Lloyd Evans Lloyd Evans

Cumbersome muddle: Women, Beware the Devil, at the Almeida Theatre, reviewed

Plus: at Hampstead Theatre yet another long, screechy mess from a cheerless apprentice writer

Great costumes, sumptuous sets and an intriguing chessboard stage: but that’s where the good news ends for Almeida's new play Women, Beware the Devil. Photo: Marc Brenner  
issue 11 March 2023

Rupert Goold’s new show, Women, Beware the Devil, has great costumes, sumptuous sets and an intriguing chessboard stage like a Vermeer painting. Impressive to look at but that’s where the good news ends. Dramatist Lulu Raczka should have thought twice before writing a script about witchcraft, which was bound to invite comparisons with The Crucible, one of the greatest plays in the theatrical canon. Raczka is no Arthur Miller. She seems to take a dim view of human beings and her writing feels like a vehicle for her vengeful sense of revulsion. Her female characters are mostly skittish, cackling ninnies and her males are lusty, arrogant, predatory monsters.
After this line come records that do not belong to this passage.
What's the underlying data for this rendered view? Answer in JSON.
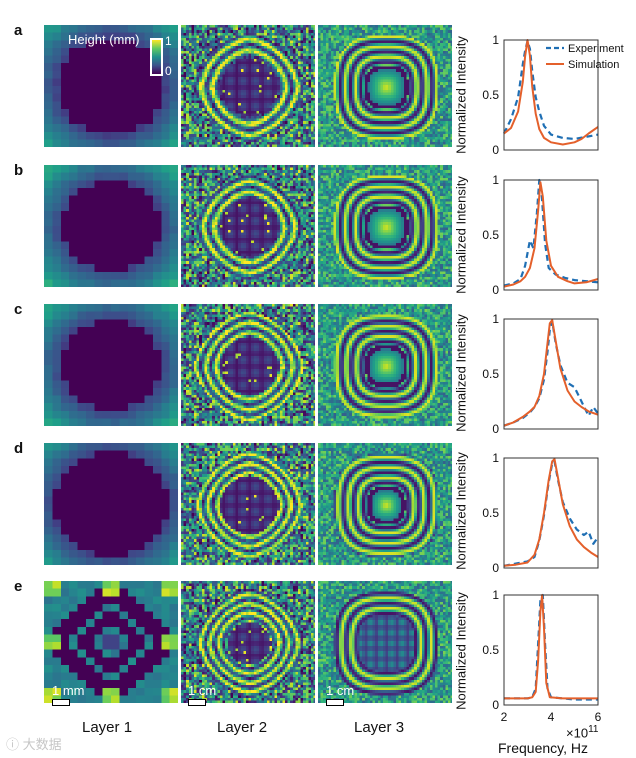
{
  "row_labels": [
    "a",
    "b",
    "c",
    "d",
    "e"
  ],
  "column_labels": [
    "Layer 1",
    "Layer 2",
    "Layer 3"
  ],
  "colorbar": {
    "title": "Height (mm)",
    "max_label": "1",
    "min_label": "0"
  },
  "scale_bars": {
    "layer1": "1 mm",
    "layer2": "1 cm",
    "layer3": "1 cm"
  },
  "watermark": "大数据",
  "colors": {
    "experiment": "#1f6fb4",
    "simulation": "#e4602b",
    "viridis_dark": "#440154",
    "viridis_bright": "#fde725"
  },
  "chart_data": [
    {
      "type": "line",
      "row": "a",
      "ylabel": "Normalized Intensity",
      "xlim": [
        2,
        6
      ],
      "ylim": [
        0,
        1
      ],
      "yticks": [
        "0",
        "0.5",
        "1"
      ],
      "legend": {
        "experiment": "Experiment",
        "simulation": "Simulation",
        "position": "top-right"
      },
      "series": [
        {
          "name": "Experiment",
          "style": "dashed",
          "x": [
            2.0,
            2.3,
            2.6,
            2.8,
            2.9,
            3.0,
            3.1,
            3.2,
            3.35,
            3.5,
            3.7,
            4.0,
            4.5,
            5.0,
            5.5,
            6.0
          ],
          "y": [
            0.15,
            0.28,
            0.48,
            0.78,
            0.9,
            0.99,
            0.92,
            0.72,
            0.48,
            0.35,
            0.22,
            0.14,
            0.11,
            0.1,
            0.12,
            0.14
          ]
        },
        {
          "name": "Simulation",
          "style": "solid",
          "x": [
            2.0,
            2.3,
            2.6,
            2.8,
            2.9,
            3.0,
            3.1,
            3.2,
            3.35,
            3.5,
            3.7,
            4.0,
            4.5,
            5.0,
            5.3,
            5.6,
            6.0
          ],
          "y": [
            0.15,
            0.2,
            0.35,
            0.62,
            0.85,
            1.0,
            0.86,
            0.58,
            0.33,
            0.19,
            0.11,
            0.07,
            0.05,
            0.07,
            0.1,
            0.15,
            0.21
          ]
        }
      ]
    },
    {
      "type": "line",
      "row": "b",
      "ylabel": "Normalized Intensity",
      "xlim": [
        2,
        6
      ],
      "ylim": [
        0,
        1
      ],
      "yticks": [
        "0",
        "0.5",
        "1"
      ],
      "series": [
        {
          "name": "Experiment",
          "style": "dashed",
          "x": [
            2.0,
            2.4,
            2.7,
            2.9,
            3.1,
            3.25,
            3.4,
            3.5,
            3.6,
            3.75,
            3.9,
            4.2,
            4.6,
            5.0,
            5.5,
            6.0
          ],
          "y": [
            0.04,
            0.06,
            0.1,
            0.22,
            0.45,
            0.38,
            0.7,
            1.0,
            0.88,
            0.42,
            0.2,
            0.14,
            0.11,
            0.09,
            0.08,
            0.07
          ]
        },
        {
          "name": "Simulation",
          "style": "solid",
          "x": [
            2.0,
            2.4,
            2.7,
            2.9,
            3.1,
            3.3,
            3.45,
            3.55,
            3.65,
            3.8,
            4.0,
            4.3,
            4.7,
            5.0,
            5.5,
            6.0
          ],
          "y": [
            0.03,
            0.05,
            0.08,
            0.12,
            0.2,
            0.38,
            0.72,
            0.98,
            0.85,
            0.45,
            0.22,
            0.12,
            0.08,
            0.06,
            0.07,
            0.1
          ]
        }
      ]
    },
    {
      "type": "line",
      "row": "c",
      "ylabel": "Normalized Intensity",
      "xlim": [
        2,
        6
      ],
      "ylim": [
        0,
        1
      ],
      "yticks": [
        "0",
        "0.5",
        "1"
      ],
      "series": [
        {
          "name": "Experiment",
          "style": "dashed",
          "x": [
            2.0,
            2.4,
            2.8,
            3.1,
            3.3,
            3.5,
            3.7,
            3.85,
            3.95,
            4.05,
            4.2,
            4.4,
            4.7,
            5.0,
            5.3,
            5.6,
            5.8,
            6.0
          ],
          "y": [
            0.03,
            0.06,
            0.1,
            0.15,
            0.2,
            0.28,
            0.45,
            0.7,
            0.9,
            0.98,
            0.78,
            0.58,
            0.42,
            0.38,
            0.25,
            0.12,
            0.2,
            0.14
          ]
        },
        {
          "name": "Simulation",
          "style": "solid",
          "x": [
            2.0,
            2.4,
            2.8,
            3.1,
            3.3,
            3.5,
            3.7,
            3.85,
            3.95,
            4.05,
            4.2,
            4.4,
            4.7,
            5.0,
            5.3,
            5.6,
            6.0
          ],
          "y": [
            0.03,
            0.06,
            0.11,
            0.16,
            0.2,
            0.3,
            0.5,
            0.78,
            0.96,
            0.99,
            0.8,
            0.55,
            0.35,
            0.25,
            0.2,
            0.16,
            0.13
          ]
        }
      ]
    },
    {
      "type": "line",
      "row": "d",
      "ylabel": "Normalized Intensity",
      "xlim": [
        2,
        6
      ],
      "ylim": [
        0,
        1
      ],
      "yticks": [
        "0",
        "0.5",
        "1"
      ],
      "series": [
        {
          "name": "Experiment",
          "style": "dashed",
          "x": [
            2.0,
            2.5,
            3.0,
            3.3,
            3.5,
            3.7,
            3.9,
            4.05,
            4.15,
            4.3,
            4.5,
            4.8,
            5.1,
            5.4,
            5.6,
            5.8,
            6.0
          ],
          "y": [
            0.02,
            0.04,
            0.06,
            0.1,
            0.25,
            0.48,
            0.78,
            0.95,
            0.97,
            0.8,
            0.6,
            0.45,
            0.35,
            0.3,
            0.33,
            0.22,
            0.28
          ]
        },
        {
          "name": "Simulation",
          "style": "solid",
          "x": [
            2.0,
            2.5,
            3.0,
            3.3,
            3.5,
            3.7,
            3.9,
            4.05,
            4.15,
            4.3,
            4.5,
            4.8,
            5.1,
            5.4,
            5.7,
            6.0
          ],
          "y": [
            0.02,
            0.03,
            0.05,
            0.12,
            0.26,
            0.5,
            0.8,
            0.97,
            0.99,
            0.82,
            0.58,
            0.38,
            0.26,
            0.19,
            0.14,
            0.1
          ]
        }
      ]
    },
    {
      "type": "line",
      "row": "e",
      "ylabel": "Normalized Intensity",
      "xlim": [
        2,
        6
      ],
      "ylim": [
        0,
        1
      ],
      "yticks": [
        "0",
        "0.5",
        "1"
      ],
      "xticks": [
        "2",
        "4",
        "6"
      ],
      "xlabel": "Frequency, Hz",
      "x_multiplier_base": "×10",
      "x_multiplier_exp": "11",
      "series": [
        {
          "name": "Experiment",
          "style": "dashed",
          "x": [
            2.0,
            2.5,
            3.0,
            3.2,
            3.35,
            3.45,
            3.55,
            3.65,
            3.75,
            3.85,
            4.0,
            4.5,
            5.0,
            6.0
          ],
          "y": [
            0.06,
            0.06,
            0.06,
            0.07,
            0.15,
            0.55,
            0.95,
            1.0,
            0.55,
            0.15,
            0.07,
            0.06,
            0.05,
            0.05
          ]
        },
        {
          "name": "Simulation",
          "style": "solid",
          "x": [
            2.0,
            2.5,
            3.0,
            3.2,
            3.35,
            3.45,
            3.55,
            3.62,
            3.7,
            3.8,
            3.95,
            4.5,
            5.0,
            6.0
          ],
          "y": [
            0.06,
            0.06,
            0.06,
            0.07,
            0.12,
            0.4,
            0.85,
            1.0,
            0.7,
            0.2,
            0.07,
            0.06,
            0.06,
            0.06
          ]
        }
      ]
    }
  ]
}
No figure in this play is remotely likeable and no one has a dramatic goal that makes any sense.

Anyone with script-editing skills must know this should never have reached the stage

The yarn is set in a sprawling 17th-century mansion where childless Elizabeth must ensure that her brother Edward impregnates his young wife Catherine so that their family can retain the estate.